August 18, 2016
In the world of fitness, rumors can run wild. It can be easy to hear false information from magazines, the internet, and even trainers at the gym. It’s time to set the record straight, with these fourteen common misconceptions about fitness.
Myth 1: Lifting weights will make me look like a scary bodybuilder.
Fact: A normal weight lifting workout will help you tone, not bulk you up.
Myth 2: I can eat a lot more calories if I’m working out.
Fact: Unless you’re working out for hours a day, most workouts only burn a couple hundred calories, which isn’t enough to justify greatly increasing your caloric intake.
Myth 3. If I don’t have at least 30 minutes, its not worth working out at all.
Fact: Research from the Laboratory of Preventive Medicine Research shows that even 10 minute intervals of fitness are beneficial for cardiovascular health.
Myth 4. I can be lazy the rest of the day as long as I’ve worked out.
Fact: The more active you can be every day, the better.
Myth 5. I can eat what I want as long as I’ve worked out.
Fact: Exercising isn’t a free pass for eating junk food. You need a proper diet to properly tone.
Myth 6. “No pain, no gain.”
Fact: Exercise shouldn’t hurt, so if it does, you’re likely doing something wrong.
Myth 7. Crunches are the key to flat abs.
Fact: Crunches only work the superficial muscles that span the surface of your stomach, and don’t actually help you build a strong core. They also can cause unnecessary strain on your spine. Moves like side planks, twisting mountain climbers, and leg tips, target your upper abs, lower abs, and obliques
Myth 8: More gym time is better.
Fact: Scheduling in rest days is crucial for muscle building and recovery.
Myth 9: Running is better than walking.
Walking and running target the same muscle groups, just at different intensities, so they come with similar health results when you compare overall energy burn.
Myth 10: A low intensity workout is better than high intensity (or vice versa).
Fact: Both have a place in a proper exercise session, so vary your workouts for the best results.
Myth 11: Stretching will prevent injuries.
Stretching can improve your health, but it doesn’t necessarily keep you from being injured. Improper workout technique can still cause injuries.
Myth 12: Exercise machines are better than free weights.
Machines isolate specific muscles, so you actually burn fewer calories on a machine than when you exercise freestyle or do body weight exercises. Many of the machines are also designed for men, making it difficult for women to achieve proper form.

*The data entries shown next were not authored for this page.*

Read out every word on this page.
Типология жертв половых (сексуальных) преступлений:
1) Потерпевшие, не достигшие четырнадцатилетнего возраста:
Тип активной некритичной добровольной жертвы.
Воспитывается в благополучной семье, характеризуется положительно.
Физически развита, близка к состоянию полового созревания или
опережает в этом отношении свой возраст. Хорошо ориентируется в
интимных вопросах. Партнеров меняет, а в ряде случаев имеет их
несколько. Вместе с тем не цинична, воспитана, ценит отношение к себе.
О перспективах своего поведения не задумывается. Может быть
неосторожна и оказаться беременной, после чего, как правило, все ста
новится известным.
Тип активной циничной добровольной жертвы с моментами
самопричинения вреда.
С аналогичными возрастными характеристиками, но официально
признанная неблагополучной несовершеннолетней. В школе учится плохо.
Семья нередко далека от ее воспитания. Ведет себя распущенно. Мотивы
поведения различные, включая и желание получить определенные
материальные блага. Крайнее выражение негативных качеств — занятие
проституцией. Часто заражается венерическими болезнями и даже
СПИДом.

Myth 13: Running on a treadmill is as effective as running outside.
When you run outside, you have to run against win or on even terrain which engages more of your muscles, requires more energy, and can burn about 10 percent more calories than the same distance on a treadmill.
Myth 14: Sweating means you’re out of shape.
The amount you sweat relies on many factors, including weather, medical conditions, and genetics. Everyone sweats at different levels, so it’s not the best indicator of how fit you are.